I. L’opposabilité conditionnée par la preuve de la remise des conditions générales
Le tribunal a opéré une distinction essentielle fondée sur la preuve de la connaissance des clauses contractuelles par l’assuré. Il a jugé que les conditions générales sont opposables à l’assuré, et donc au réparateur cessionnaire, lorsque les conditions particulières, signées, mentionnent leur remise. En revanche, « faute de preuve de la signature des Conditions particulières, AXA ne rapporte pas la preuve que les Conditions générales du contrat d’assurance ont été portées à la connaissance des assurés » (Motifs). Cette solution est conforme au droit commun de la preuve des obligations contractuelles, le débiteur devant démontrer que son cocontractant a accepté les stipulations invoquées.
La valeur de cette solution est de rappeler le principe selon lequel les clauses limitatives ou exclusives de garantie ne sont opposables qu’à la condition d’avoir été portées à la connaissance de l’assuré. La portée est pratique pour les professionnels en relation avec des assureurs : le cessionnaire d’une créance d’indemnité ne peut se voir opposer des conditions générales que si l’assureur démontre leur acceptation par le cédant. Le tribunal fait ainsi application d’une règle probatoire stricte qui protège le tiers cessionnaire contre des clauses qu’il n’a pas pu vérifier.
II. La portée de l’expertise contradictoire face à l’évaluation unilatérale de l’assureur
Le tribunal a ensuite évalué le montant de l’indemnité due en fonction de l’opposabilité des conditions générales. Pour les assurés liés par ces clauses, il a retenu le montant issu des rapports d’expertise diligentés par le réparateur, constatant que l’assureur ne les avait pas contestés.
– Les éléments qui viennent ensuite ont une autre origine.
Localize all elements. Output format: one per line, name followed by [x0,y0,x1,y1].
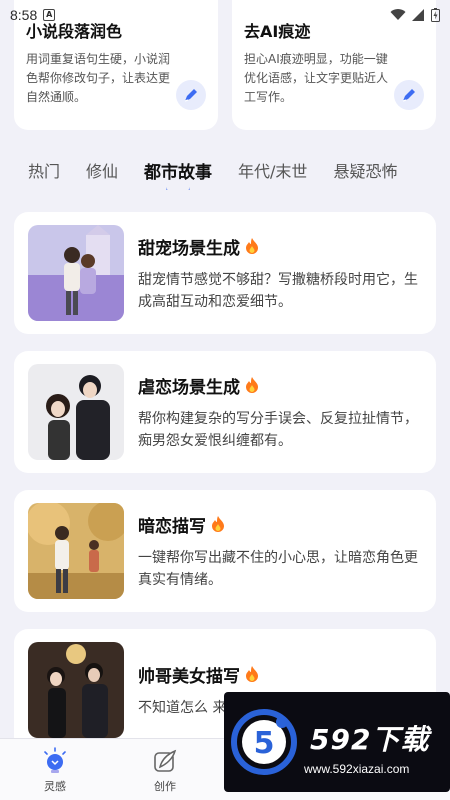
scene-thumbnail [28,225,124,321]
scene-card-sweet[interactable]: 甜宠场景生成 甜宠情节感觉不够甜？写撒糖桥段时用它，生成高甜互动和恋爱细节。 [14,212,436,334]
wifi-icon [390,9,406,20]
scene-title: 虐恋场景生成 [138,373,422,398]
scene-desc: 帮你构建复杂的写分手误会、反复拉扯情节，痴男怨女爱恨纠缠都有。 [138,410,418,449]
scene-list: 甜宠场景生成 甜宠情节感觉不够甜？写撒糖桥段时用它，生成高甜互动和恋爱细节。 虐… [14,212,436,768]
fire-icon [212,516,224,532]
scene-desc: 甜宠情节感觉不够甜？写撒糖桥段时用它，生成高甜互动和恋爱细节。 [138,271,418,310]
watermark-url: www.592xiazai.com [304,762,410,776]
pen-button[interactable] [176,80,206,110]
scene-title-text: 暗恋描写 [138,516,206,537]
quill-icon [154,749,177,772]
scene-title-text: 虐恋场景生成 [138,377,240,398]
scene-thumbnail [28,503,124,599]
scene-thumbnail [28,642,124,738]
fire-icon [246,377,258,393]
scene-desc: 一键帮你写出藏不住的小心思，让暗恋角色更真实有情绪。 [138,549,418,588]
pen-icon [402,89,415,102]
tab-suspense-horror[interactable]: 悬疑恐怖 [333,158,397,182]
status-icons [390,8,440,22]
watermark-logo-digit: 5 [254,726,275,761]
fire-icon [246,666,258,682]
scene-title-text: 甜宠场景生成 [138,238,240,259]
category-tabs: 热门 修仙 都市故事 年代/末世 悬疑恐怖 [0,150,450,190]
site-watermark: 5 592下载 www.592xiazai.com [224,692,450,792]
watermark-logo: 5 [231,709,297,775]
signal-icon [412,9,424,21]
scene-title: 暗恋描写 [138,512,422,537]
nav-label: 灵感 [44,780,66,793]
notification-icon: A [43,9,56,21]
nav-label: 创作 [154,780,176,793]
pen-button[interactable] [394,80,424,110]
tab-hot[interactable]: 热门 [28,158,60,182]
battery-icon [431,8,440,22]
scene-title: 帅哥美女描写 [138,662,422,687]
scene-title-text: 帅哥美女描写 [138,666,240,687]
tab-xianxia[interactable]: 修仙 [86,158,118,182]
pen-icon [184,89,197,102]
tab-active-indicator [166,187,190,191]
nav-item-inspiration[interactable]: 灵感 [0,739,110,800]
feature-desc: 用词重复语句生硬，小说润色帮你修改句子，让表达更自然通顺。 [26,52,171,104]
scene-card-crush[interactable]: 暗恋描写 一键帮你写出藏不住的小心思，让暗恋角色更真实有情绪。 [14,490,436,612]
scene-card-angst[interactable]: 虐恋场景生成 帮你构建复杂的写分手误会、反复拉扯情节，痴男怨女爱恨纠缠都有。 [14,351,436,473]
fire-icon [246,238,258,254]
scene-title: 甜宠场景生成 [138,234,422,259]
scene-thumbnail [28,364,124,460]
nav-item-create[interactable]: 创作 [110,739,220,800]
tab-urban-label: 都市故事 [144,162,213,183]
watermark-brand: 592下载 [310,723,430,756]
status-time: 8:58 [10,7,38,23]
tab-era-apocalypse[interactable]: 年代/末世 [238,158,307,182]
bulb-icon [44,747,66,773]
status-bar: 8:58 A [0,0,450,30]
feature-desc: 担心AI痕迹明显，功能一键优化语感，让文字更贴近人工写作。 [244,52,389,104]
tab-urban[interactable]: 都市故事 [144,158,212,183]
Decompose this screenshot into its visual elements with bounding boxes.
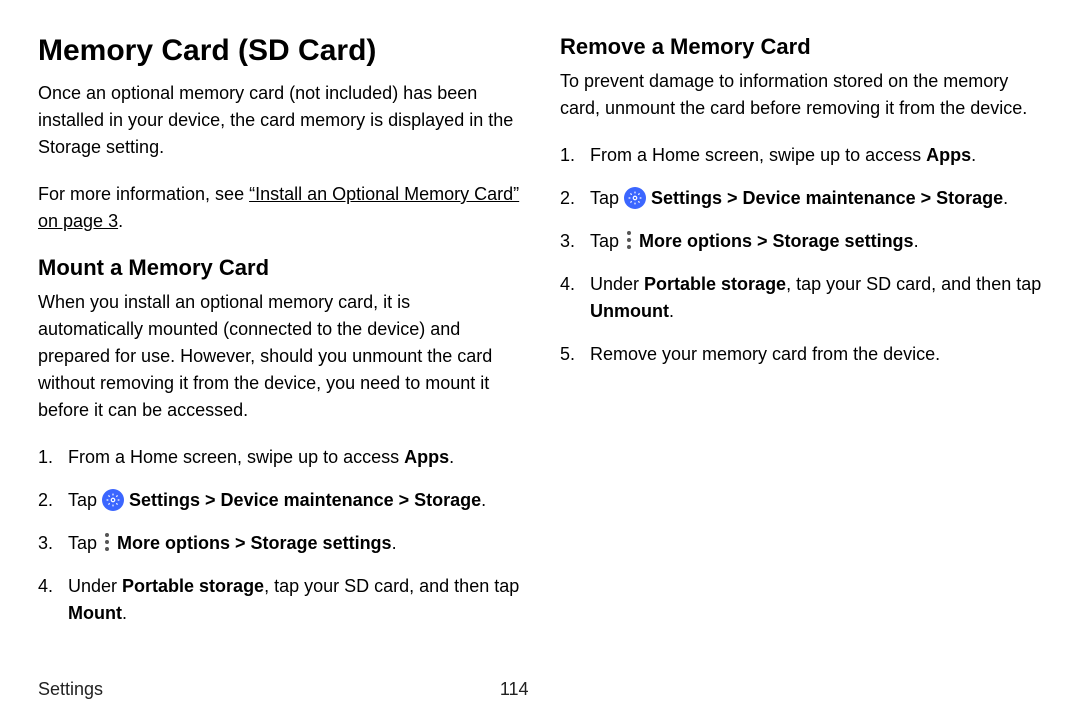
list-item: Tap More options > Storage settings. [560, 228, 1042, 255]
more-info-text: For more information, see “Install an Op… [38, 181, 520, 235]
mount-heading: Mount a Memory Card [38, 255, 520, 281]
page-footer: Settings 114 [38, 679, 1042, 700]
list-item: Tap More options > Storage settings. [38, 530, 520, 557]
page-columns: Memory Card (SD Card) Once an optional m… [38, 34, 1042, 643]
remove-steps: From a Home screen, swipe up to access A… [560, 142, 1042, 368]
footer-section: Settings [38, 679, 103, 700]
right-column: Remove a Memory Card To prevent damage t… [560, 34, 1042, 643]
more-info-prefix: For more information, see [38, 184, 249, 204]
page-number: 114 [500, 679, 529, 700]
list-item: Under Portable storage, tap your SD card… [38, 573, 520, 627]
remove-heading: Remove a Memory Card [560, 34, 1042, 60]
list-item: Remove your memory card from the device. [560, 341, 1042, 368]
more-info-suffix: . [118, 211, 123, 231]
more-options-icon [103, 533, 111, 551]
mount-steps: From a Home screen, swipe up to access A… [38, 444, 520, 627]
list-item: Tap Settings > Device maintenance > Stor… [560, 185, 1042, 212]
remove-intro: To prevent damage to information stored … [560, 68, 1042, 122]
settings-icon [624, 187, 646, 209]
list-item: From a Home screen, swipe up to access A… [560, 142, 1042, 169]
mount-intro: When you install an optional memory card… [38, 289, 520, 424]
settings-icon [102, 489, 124, 511]
list-item: From a Home screen, swipe up to access A… [38, 444, 520, 471]
list-item: Tap Settings > Device maintenance > Stor… [38, 487, 520, 514]
list-item: Under Portable storage, tap your SD card… [560, 271, 1042, 325]
more-options-icon [625, 231, 633, 249]
page-title: Memory Card (SD Card) [38, 34, 520, 68]
left-column: Memory Card (SD Card) Once an optional m… [38, 34, 520, 643]
intro-text: Once an optional memory card (not includ… [38, 80, 520, 161]
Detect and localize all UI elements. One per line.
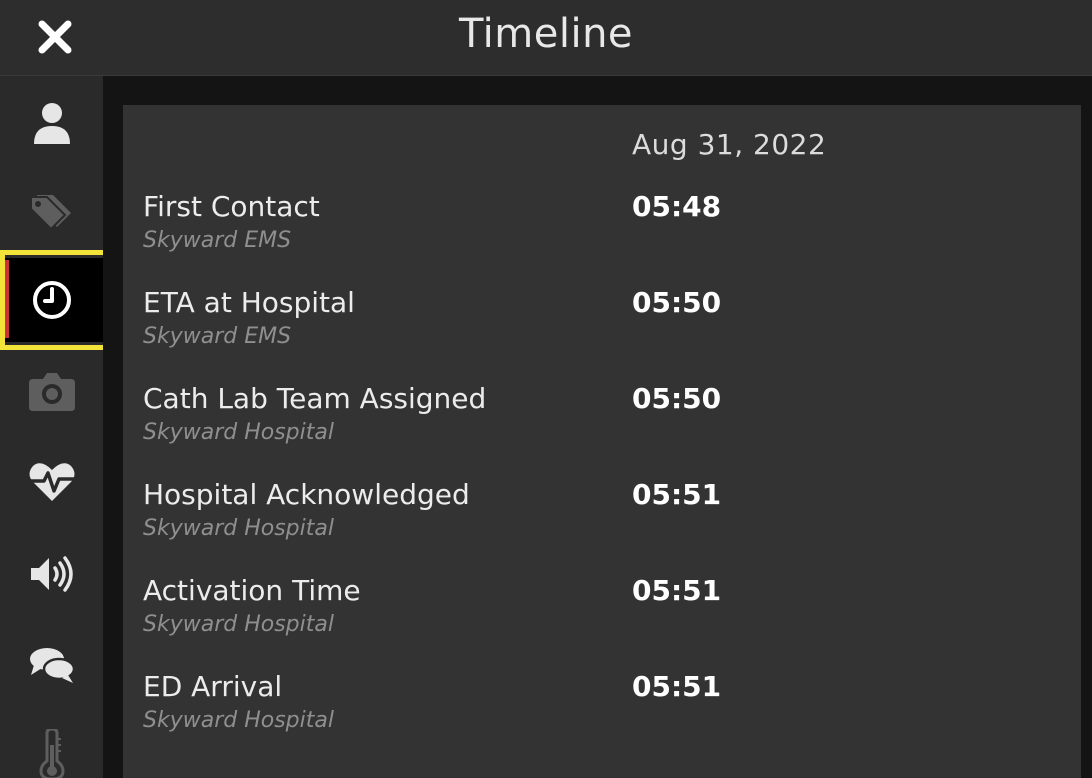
clock-icon [32, 281, 71, 319]
date-header: Aug 31, 2022 [632, 128, 827, 161]
event-time: 05:50 [632, 286, 722, 319]
close-button[interactable] [30, 14, 80, 60]
thermometer-icon [38, 729, 65, 778]
close-icon [38, 20, 72, 54]
timeline-event: Activation Time Skyward Hospital 05:51 [143, 574, 1043, 654]
tags-icon [29, 195, 71, 231]
sidebar-item-audio[interactable] [0, 526, 103, 622]
header-bar: Timeline [0, 0, 1092, 76]
event-time: 05:50 [632, 382, 722, 415]
event-time: 05:51 [632, 574, 722, 607]
sidebar [0, 76, 103, 778]
event-name: Activation Time [143, 574, 361, 607]
heartbeat-icon [29, 463, 74, 501]
event-source: Skyward Hospital [143, 420, 334, 445]
event-name: ED Arrival [143, 670, 283, 703]
camera-icon [28, 373, 75, 411]
volume-icon [30, 556, 73, 592]
timeline-event: Cath Lab Team Assigned Skyward Hospital … [143, 382, 1043, 462]
timeline-app: Timeline Aug 31, 2022 First Contact Skyw… [0, 0, 1092, 778]
sidebar-item-timeline[interactable] [0, 258, 103, 342]
timeline-event: ETA at Hospital Skyward EMS 05:50 [143, 286, 1043, 366]
event-source: Skyward Hospital [143, 612, 334, 637]
event-name: Hospital Acknowledged [143, 478, 470, 511]
sidebar-item-vitals[interactable] [0, 434, 103, 530]
event-time: 05:51 [632, 478, 722, 511]
event-name: First Contact [143, 190, 320, 223]
sidebar-item-messages[interactable] [0, 618, 103, 714]
event-source: Skyward Hospital [143, 516, 334, 541]
event-source: Skyward EMS [143, 228, 292, 253]
active-tab-indicator [2, 260, 9, 338]
timeline-event: ED Arrival Skyward Hospital 05:51 [143, 670, 1043, 750]
sidebar-item-patient[interactable] [0, 76, 103, 172]
timeline-event: Hospital Acknowledged Skyward Hospital 0… [143, 478, 1043, 558]
chat-icon [29, 648, 75, 683]
event-source: Skyward EMS [143, 324, 292, 349]
timeline-event: First Contact Skyward EMS 05:48 [143, 190, 1043, 270]
event-time: 05:51 [632, 670, 722, 703]
sidebar-item-temperature[interactable] [0, 706, 103, 778]
event-time: 05:48 [632, 190, 722, 223]
event-source: Skyward Hospital [143, 708, 334, 733]
page-title: Timeline [458, 11, 634, 57]
event-name: ETA at Hospital [143, 286, 355, 319]
sidebar-item-tags[interactable] [0, 164, 103, 260]
sidebar-item-photos[interactable] [0, 344, 103, 440]
event-name: Cath Lab Team Assigned [143, 382, 487, 415]
user-icon [33, 103, 70, 144]
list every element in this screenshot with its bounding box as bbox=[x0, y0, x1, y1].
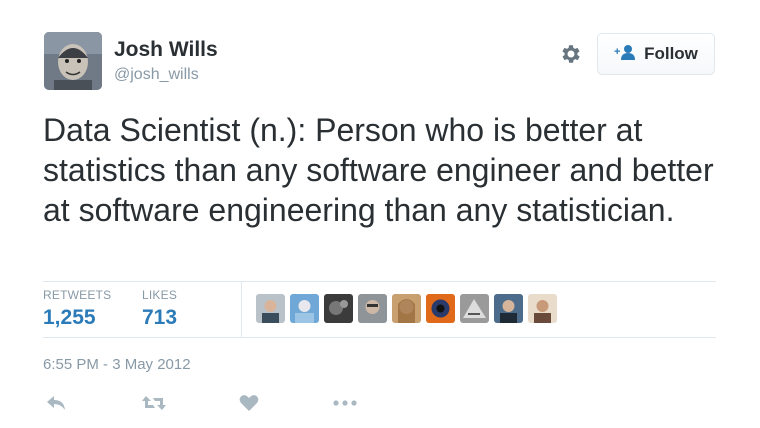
liker-avatar[interactable] bbox=[494, 294, 523, 323]
svg-text:+: + bbox=[614, 46, 620, 58]
liker-avatar[interactable] bbox=[290, 294, 319, 323]
divider bbox=[43, 337, 716, 338]
stats-divider bbox=[241, 282, 242, 337]
gear-icon[interactable] bbox=[558, 42, 582, 66]
tweet-timestamp[interactable]: 6:55 PM - 3 May 2012 bbox=[43, 356, 191, 373]
likes-label: LIKES bbox=[142, 288, 178, 302]
liker-avatars bbox=[256, 294, 557, 323]
follow-label: Follow bbox=[644, 44, 698, 63]
retweets-count[interactable]: 1,255 bbox=[43, 306, 96, 330]
liker-avatar[interactable] bbox=[528, 294, 557, 323]
liker-avatar[interactable] bbox=[426, 294, 455, 323]
avatar[interactable] bbox=[44, 32, 102, 90]
liker-avatar[interactable] bbox=[358, 294, 387, 323]
like-icon[interactable] bbox=[239, 392, 259, 414]
tweet-text: Data Scientist (n.): Person who is bette… bbox=[43, 112, 714, 228]
liker-avatar[interactable] bbox=[256, 294, 285, 323]
more-icon[interactable] bbox=[333, 392, 357, 414]
likes-count[interactable]: 713 bbox=[142, 306, 177, 330]
divider bbox=[43, 281, 716, 282]
reply-icon[interactable] bbox=[46, 392, 66, 414]
liker-avatar[interactable] bbox=[392, 294, 421, 323]
liker-avatar[interactable] bbox=[324, 294, 353, 323]
author-handle[interactable]: @josh_wills bbox=[114, 66, 199, 84]
retweet-icon[interactable] bbox=[141, 392, 167, 414]
liker-avatar[interactable] bbox=[460, 294, 489, 323]
follow-button[interactable]: + Follow bbox=[597, 33, 715, 75]
follow-user-icon: + bbox=[614, 44, 636, 65]
retweets-label: RETWEETS bbox=[43, 288, 112, 302]
author-name[interactable]: Josh Wills bbox=[114, 38, 218, 62]
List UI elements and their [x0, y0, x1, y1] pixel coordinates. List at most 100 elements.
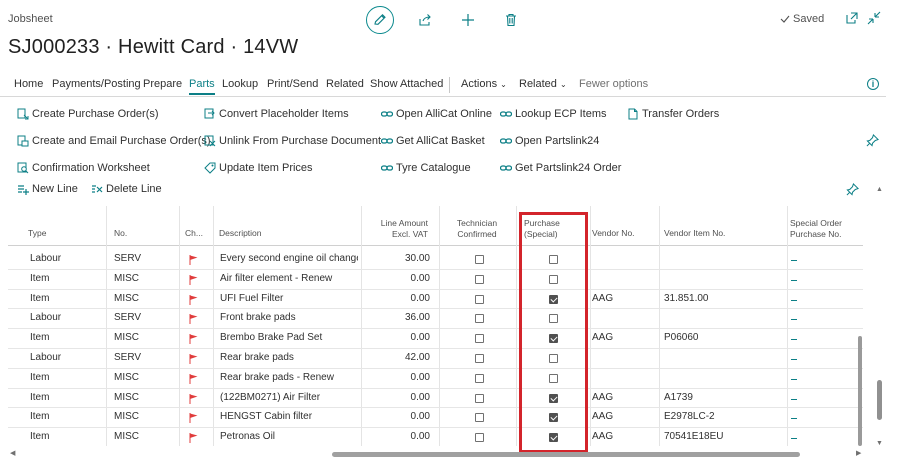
menu-print-send[interactable]: Print/Send: [267, 78, 318, 90]
table-row[interactable]: Item MISC HENGST Cabin filter 0.00 AAG E2978L…: [8, 408, 863, 429]
convert-placeholder-items-button[interactable]: Convert Placeholder Items: [204, 108, 349, 120]
cell-line-amount[interactable]: 36.00: [361, 312, 430, 323]
header-ch[interactable]: Ch...: [185, 228, 203, 239]
technician-confirmed-checkbox[interactable]: [475, 354, 484, 363]
special-order-empty-link[interactable]: [791, 378, 797, 380]
table-row[interactable]: Item MISC Air filter element - Renew 0.00: [8, 270, 863, 290]
grid-vertical-scrollbar[interactable]: [858, 336, 862, 446]
technician-confirmed-checkbox[interactable]: [475, 314, 484, 324]
scroll-left-arrow-icon[interactable]: ◀: [10, 449, 15, 457]
cell-line-amount[interactable]: 30.00: [361, 253, 430, 264]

Pour les assurés non liés, il a condamné l’assureur à payer le montant facturé, sans pouvoir opposer les limitations contractuelles. Cette distinction montre que l’absence d’opposabilité des conditions générales prive l’assureur de tout moyen de limiter sa garantie.
La valeur de ce raisonnement est de sanctionner l’attitude de l’assureur qui, en procédant à un paiement partiel sans expertise contradictoire, s’est privé du moyen de contester utilement le coût des réparations. La portée de la décision est de rappeler que l’expertise amiable, lorsqu’elle n’est pas contestée, peut faire foi et s’imposer comme mode de preuve du préjudice, même pour un sinistre « vu après travaux ». Le tribunal privilégie ainsi une solution pragmatique fondée sur les pièces versées aux débats.